We’re actually probably agreeing with each other ….
And then there’s potential address mapping. I have had the USPS.com website map a post office box to an actual street address.
Thanks Anthony. Do I read this correct as the USPS has a service that will convert a post office box to a geographical address of the box owner?
Hi Henrik. I was using USPS.com to prepare a shipping label and entered a post office box. I guess I wasn’t paying much attention because it wasn’t until I was walking to the post office that I noticed the address had been changed to an actual street address. BTW, it was a state tax authority- I cannot recall which one. -AJG
Kudos for your observations. May I offer a few more insights to yours, as someone who has pondered the data modeling implications of the complex geographic world.

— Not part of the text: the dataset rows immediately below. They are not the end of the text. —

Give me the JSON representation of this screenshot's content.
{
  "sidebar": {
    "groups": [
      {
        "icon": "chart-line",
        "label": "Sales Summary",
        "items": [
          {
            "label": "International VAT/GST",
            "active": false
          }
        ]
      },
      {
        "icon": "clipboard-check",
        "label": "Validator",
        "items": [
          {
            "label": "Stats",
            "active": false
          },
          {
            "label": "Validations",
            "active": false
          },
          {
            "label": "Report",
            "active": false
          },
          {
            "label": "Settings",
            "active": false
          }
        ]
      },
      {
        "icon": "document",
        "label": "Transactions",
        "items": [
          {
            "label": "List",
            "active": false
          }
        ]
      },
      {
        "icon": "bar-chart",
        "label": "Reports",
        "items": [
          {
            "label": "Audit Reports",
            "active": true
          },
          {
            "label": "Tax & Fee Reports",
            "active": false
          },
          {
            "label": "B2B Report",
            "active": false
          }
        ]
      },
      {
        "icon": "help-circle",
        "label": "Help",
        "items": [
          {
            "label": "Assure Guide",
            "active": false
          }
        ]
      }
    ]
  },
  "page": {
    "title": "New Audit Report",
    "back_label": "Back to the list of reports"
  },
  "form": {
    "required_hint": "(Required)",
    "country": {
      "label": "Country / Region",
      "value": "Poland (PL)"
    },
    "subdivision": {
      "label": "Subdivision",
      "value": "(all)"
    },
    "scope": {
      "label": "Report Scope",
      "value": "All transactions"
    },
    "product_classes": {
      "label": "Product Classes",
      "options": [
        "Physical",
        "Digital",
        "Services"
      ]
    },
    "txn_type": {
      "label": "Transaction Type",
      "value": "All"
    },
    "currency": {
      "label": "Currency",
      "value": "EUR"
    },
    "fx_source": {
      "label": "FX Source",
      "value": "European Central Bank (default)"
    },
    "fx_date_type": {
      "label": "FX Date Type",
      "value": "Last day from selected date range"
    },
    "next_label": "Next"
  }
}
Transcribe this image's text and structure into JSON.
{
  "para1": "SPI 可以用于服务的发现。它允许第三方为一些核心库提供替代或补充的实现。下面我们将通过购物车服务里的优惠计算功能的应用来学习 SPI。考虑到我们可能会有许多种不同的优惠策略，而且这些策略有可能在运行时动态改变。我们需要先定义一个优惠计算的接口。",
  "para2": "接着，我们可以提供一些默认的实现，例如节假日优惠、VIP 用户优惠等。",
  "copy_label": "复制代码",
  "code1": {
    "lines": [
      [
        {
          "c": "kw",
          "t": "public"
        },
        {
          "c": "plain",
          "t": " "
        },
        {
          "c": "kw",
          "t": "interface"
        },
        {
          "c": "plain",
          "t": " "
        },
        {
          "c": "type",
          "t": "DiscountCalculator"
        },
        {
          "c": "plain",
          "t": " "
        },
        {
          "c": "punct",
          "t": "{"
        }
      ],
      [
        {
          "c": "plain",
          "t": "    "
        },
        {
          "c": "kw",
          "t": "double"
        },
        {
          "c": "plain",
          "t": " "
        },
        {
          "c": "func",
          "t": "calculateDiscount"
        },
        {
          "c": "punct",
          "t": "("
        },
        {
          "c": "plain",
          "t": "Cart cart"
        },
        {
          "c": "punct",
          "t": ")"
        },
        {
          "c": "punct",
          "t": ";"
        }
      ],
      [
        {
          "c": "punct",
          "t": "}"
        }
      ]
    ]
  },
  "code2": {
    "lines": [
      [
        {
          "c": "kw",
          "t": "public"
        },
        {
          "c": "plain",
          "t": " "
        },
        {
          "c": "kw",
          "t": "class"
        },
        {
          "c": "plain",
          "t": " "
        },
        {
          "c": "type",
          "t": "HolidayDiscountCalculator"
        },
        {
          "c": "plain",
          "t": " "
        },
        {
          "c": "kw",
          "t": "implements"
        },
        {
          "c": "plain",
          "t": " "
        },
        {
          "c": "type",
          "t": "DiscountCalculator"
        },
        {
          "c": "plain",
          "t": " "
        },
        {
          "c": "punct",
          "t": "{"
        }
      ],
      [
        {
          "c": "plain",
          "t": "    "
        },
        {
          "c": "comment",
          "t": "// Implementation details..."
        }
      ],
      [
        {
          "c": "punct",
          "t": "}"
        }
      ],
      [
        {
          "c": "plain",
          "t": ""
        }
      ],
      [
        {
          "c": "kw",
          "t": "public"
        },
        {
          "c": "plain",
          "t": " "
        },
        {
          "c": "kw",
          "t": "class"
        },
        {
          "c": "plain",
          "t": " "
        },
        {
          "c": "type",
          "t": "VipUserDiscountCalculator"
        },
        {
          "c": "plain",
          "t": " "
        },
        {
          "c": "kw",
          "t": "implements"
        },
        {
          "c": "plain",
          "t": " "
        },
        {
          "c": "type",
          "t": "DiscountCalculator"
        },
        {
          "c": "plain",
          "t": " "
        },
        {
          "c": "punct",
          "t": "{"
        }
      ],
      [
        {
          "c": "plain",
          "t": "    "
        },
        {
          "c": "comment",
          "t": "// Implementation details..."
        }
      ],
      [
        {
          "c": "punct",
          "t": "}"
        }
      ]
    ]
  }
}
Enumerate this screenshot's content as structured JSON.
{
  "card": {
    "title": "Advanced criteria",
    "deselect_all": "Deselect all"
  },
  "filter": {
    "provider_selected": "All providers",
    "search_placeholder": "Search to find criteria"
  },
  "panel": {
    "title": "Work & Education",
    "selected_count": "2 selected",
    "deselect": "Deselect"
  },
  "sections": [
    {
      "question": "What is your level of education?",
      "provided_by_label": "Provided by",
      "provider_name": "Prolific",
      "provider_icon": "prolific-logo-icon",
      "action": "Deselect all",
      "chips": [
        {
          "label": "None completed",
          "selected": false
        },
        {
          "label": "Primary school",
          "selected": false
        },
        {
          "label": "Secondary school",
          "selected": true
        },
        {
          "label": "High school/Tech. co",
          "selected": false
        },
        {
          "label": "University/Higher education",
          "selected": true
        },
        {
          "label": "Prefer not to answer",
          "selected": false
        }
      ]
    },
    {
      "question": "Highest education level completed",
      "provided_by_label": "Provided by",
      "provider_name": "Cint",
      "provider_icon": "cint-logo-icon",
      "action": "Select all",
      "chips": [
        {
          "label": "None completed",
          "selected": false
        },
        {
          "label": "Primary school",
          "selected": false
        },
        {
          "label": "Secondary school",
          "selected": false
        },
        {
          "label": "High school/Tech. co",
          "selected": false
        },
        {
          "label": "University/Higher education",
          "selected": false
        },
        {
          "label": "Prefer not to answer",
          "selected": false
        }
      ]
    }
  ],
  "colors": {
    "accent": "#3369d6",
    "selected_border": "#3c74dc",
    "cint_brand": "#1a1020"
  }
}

Containment: some geographic areas are contained in hierarchies, a state is contained in a country, a county is contained in a state. A city is contained in a state but not in a county (Aurora, CO split betweeen Adams and Arapahoe County. States are usually a single bounded, albeit amorphous shape except, Michigan (Upper Peninsula and Hawaiian Islands). In US postal codes are bound within a state but not necessarilly a county or city. Houses within the boundaries of a zipcode are net necessarily in the city limits of the city that zipcode serves (Niwot, CO). Zipcodes have a proximety to a single city they serve but not necessarily bound by that city. Area codes used to refer to a geography, but now with electronic switching, cell phones and telephone number portability, that references is increasingly tentative. A building can only be in one county, but it can be in multiple area codes (720,303 in Denver) thanks to overlay. But onl certain states have adopted area code overlay. So in other states area codes do not overlap. Bring in congressional districts, tax jurisdicitons, voting precints and things get really dicey from a data modeling standpoint. And they can change with the stroke of legislative or regulatory pen.
Thanks a lot Bob. I have been tooling around in the same circles when modeling detailed real world geographical entities in Denmark.
It’s only very few organizations that might get ROI from building a detailed model of the world in in-house databases. But when such models are available in the cloud my guess is that many organizations will find ROI in attaching own master data to such complex models.
@bob: “A building can only be in one county …”. Really? Is that because of planning regulations in the USA?
In Europe, with our somewhat stormier history, country borders can run through buildings, never mind other administrative boundaries. In Baarle-Hertog (http://en.wikipedia.org/wiki/Baarle-Hertog) / Baerle-Nassau, for example, women in houses on the border have been known to have asked to be moved to a different room in their house when giving birth so that their child is born with a different nationality, and I have an interesting photograph of a house where the border runs through the front door, so it has two building numbers and two street addresses, depending on the country of the address being used.
I’m Chuck Frey, author of the Mind Mapping Software Blog, the leading source of news, trends and best practices in the world of visual mapping. Much has changed since the last edition of this book was published in 2007. In writing this 3rd edition, I looked at the existing content with a critical eye, updating those tips that needed it, eliminating topics that aren’t as relevant today and – most importantly – populated it with a wealth of new, practical and actionable information that is designed with today’s programs, applications and resources in mind.
OK Tresa, Chuck, whatever, and the link go to a site with roadmaps.